How does Social Media Pressure and Cosmetic Decisions fit into the consultation-first model at Core Aesthetics?
Core Aesthetics applies a consultation-first model to all patients. This means individual assessment precedes any treatment plan. The consultation for concerns described in topics like this establishes what is present, what may be appropriate and what the realistic outcome range is before any decision is made. Specific considerations for Social media pressure and cosmetic decisions patients are discussed at the individual consultation.
What does Core Aesthetics require from patients before addressing concerns related to Social Media Pressure and Cosmetic Decisions?
A full individual assessment is required before treatment is considered. This covers medical history, current medications, prior treatment, the specific concern and suitability. Patients also need to allow for the AHPRA-required 72-hour gap between consultation and any subsequent treatment appointment. Specific considerations for Social media pressure and cosmetic decisions patients are discussed at the individual consultation.
How does the 72-hour AHPRA cooling-off period apply to topics like Social Media Pressure and Cosmetic Decisions?
AHPRA guidelines require a minimum of 72 hours between the initial consultation and any non-surgical cosmetic procedure. This applies to all treatment areas at Core Aesthetics. Patients attending a first consultation cannot have treatment at the same appointment regardless of the area of concern. Specific considerations for Social media pressure and cosmetic decisions patients are discussed at the individual consultation.
What would lead to no treatment being recommended following assessment related to Social Media Pressure and Cosmetic Decisions?
Assessment may result in no treatment recommendation when the concern is outside the scope of injectable options, when anatomy or medical factors make treatment unsuitable, or when expectations cannot be met. This outcome is honest and acceptable. Not every consultation at Core Aesthetics leads to a treatment plan. Specific considerations for Social media pressure and cosmetic decisions patients are discussed at the individual consultation.
What information should be brought to a consultation about topics covered in Social Media Pressure and Cosmetic Decisions?

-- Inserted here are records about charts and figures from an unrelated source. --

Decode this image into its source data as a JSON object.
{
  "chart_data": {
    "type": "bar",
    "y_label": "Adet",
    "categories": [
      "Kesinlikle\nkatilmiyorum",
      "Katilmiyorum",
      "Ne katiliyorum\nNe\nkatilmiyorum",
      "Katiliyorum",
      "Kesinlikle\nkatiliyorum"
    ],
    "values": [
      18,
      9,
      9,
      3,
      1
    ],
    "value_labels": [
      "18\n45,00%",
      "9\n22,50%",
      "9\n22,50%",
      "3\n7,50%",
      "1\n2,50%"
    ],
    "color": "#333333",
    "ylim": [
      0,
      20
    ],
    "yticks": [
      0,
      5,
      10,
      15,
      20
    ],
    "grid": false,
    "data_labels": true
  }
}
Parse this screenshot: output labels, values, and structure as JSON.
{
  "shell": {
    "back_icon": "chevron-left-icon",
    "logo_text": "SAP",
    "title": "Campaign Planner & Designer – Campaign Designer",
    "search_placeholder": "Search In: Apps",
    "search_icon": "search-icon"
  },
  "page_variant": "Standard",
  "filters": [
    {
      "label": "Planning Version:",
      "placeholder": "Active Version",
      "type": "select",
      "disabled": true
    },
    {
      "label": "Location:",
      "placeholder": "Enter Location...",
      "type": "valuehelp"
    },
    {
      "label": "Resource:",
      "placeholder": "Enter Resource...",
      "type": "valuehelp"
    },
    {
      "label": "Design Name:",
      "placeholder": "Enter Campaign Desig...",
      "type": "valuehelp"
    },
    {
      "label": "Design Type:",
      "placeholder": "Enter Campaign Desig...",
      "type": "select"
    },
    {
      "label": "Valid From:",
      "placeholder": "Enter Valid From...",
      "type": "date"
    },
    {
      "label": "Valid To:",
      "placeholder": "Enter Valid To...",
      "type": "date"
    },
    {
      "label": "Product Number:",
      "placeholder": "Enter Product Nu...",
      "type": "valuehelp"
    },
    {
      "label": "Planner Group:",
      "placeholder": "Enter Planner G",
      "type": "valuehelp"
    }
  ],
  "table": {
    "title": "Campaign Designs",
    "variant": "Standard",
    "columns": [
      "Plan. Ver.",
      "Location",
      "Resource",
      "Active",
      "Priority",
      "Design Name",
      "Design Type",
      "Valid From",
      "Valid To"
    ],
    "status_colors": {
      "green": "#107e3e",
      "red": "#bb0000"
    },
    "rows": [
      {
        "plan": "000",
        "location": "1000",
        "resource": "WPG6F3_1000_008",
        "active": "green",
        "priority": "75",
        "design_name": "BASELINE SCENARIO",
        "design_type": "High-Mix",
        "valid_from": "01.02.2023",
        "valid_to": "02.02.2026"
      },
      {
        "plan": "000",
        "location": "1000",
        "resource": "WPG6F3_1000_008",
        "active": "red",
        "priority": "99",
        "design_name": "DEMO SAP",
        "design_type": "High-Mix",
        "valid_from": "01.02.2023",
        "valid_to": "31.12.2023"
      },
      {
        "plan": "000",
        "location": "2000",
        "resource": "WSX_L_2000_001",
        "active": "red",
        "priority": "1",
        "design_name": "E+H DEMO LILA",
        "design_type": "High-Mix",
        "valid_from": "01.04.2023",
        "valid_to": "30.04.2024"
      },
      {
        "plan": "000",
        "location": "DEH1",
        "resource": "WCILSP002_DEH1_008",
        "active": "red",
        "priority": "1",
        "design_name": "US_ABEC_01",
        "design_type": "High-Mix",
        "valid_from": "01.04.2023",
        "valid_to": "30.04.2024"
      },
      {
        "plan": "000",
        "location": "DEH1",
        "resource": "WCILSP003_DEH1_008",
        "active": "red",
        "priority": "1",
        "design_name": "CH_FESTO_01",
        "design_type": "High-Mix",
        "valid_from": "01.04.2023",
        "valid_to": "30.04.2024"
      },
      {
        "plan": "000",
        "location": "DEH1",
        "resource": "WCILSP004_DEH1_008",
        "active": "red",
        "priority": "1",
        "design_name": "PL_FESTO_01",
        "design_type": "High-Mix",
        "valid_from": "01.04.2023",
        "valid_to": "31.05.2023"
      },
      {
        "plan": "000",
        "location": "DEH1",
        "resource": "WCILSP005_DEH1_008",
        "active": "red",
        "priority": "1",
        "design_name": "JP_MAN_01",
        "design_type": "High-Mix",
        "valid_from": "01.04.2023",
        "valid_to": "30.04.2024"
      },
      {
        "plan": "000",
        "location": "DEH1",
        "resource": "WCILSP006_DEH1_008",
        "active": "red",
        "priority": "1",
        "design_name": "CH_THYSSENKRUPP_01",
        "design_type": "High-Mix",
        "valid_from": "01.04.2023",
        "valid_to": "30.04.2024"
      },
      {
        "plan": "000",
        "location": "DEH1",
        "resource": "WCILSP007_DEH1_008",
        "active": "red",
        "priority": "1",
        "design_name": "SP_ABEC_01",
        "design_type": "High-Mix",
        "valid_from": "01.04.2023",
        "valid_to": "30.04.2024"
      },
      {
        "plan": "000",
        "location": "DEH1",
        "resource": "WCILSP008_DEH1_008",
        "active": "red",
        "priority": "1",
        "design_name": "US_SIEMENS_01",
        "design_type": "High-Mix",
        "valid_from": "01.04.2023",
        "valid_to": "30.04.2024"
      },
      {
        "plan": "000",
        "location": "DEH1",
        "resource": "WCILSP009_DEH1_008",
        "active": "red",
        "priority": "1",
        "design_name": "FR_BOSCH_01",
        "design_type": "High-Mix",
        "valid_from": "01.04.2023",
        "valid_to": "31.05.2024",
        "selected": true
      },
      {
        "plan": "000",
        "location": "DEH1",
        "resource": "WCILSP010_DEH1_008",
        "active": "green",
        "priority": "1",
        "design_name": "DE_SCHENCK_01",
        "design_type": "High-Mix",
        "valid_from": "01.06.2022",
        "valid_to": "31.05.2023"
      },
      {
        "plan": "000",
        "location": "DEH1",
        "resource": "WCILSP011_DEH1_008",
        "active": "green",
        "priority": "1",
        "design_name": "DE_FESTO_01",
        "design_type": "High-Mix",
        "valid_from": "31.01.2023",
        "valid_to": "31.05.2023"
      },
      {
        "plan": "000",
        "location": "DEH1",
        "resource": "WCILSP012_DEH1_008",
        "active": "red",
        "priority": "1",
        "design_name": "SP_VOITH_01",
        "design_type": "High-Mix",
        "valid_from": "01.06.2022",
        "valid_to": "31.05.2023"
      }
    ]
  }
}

A current medication list, details of any prior treatment in the relevant area, how long the concern has been present, how it has changed and any specific questions help the consultation be efficient. Photographs showing how the area has changed over time are also useful where relevant. Specific considerations for Social media pressure and cosmetic decisions patients are discussed at the individual consultation.
How does Corey Anderson RN approach individual assessment for concerns like those in Social Media Pressure and Cosmetic Decisions?
Corey Anderson RN assesses each patient from first principles. Concerns of the type described here are evaluated in the context of individual anatomy, medical history and realistic expectations. A standard protocol is not applied. The recommendation reflects what the individual assessment supports, not what is typical or most common. Specific considerations for Social media pressure and cosmetic decisions patients are discussed at the individual consultation.
What is the two-appointment process that applies to treatment related to Social Media Pressure and Cosmetic Decisions?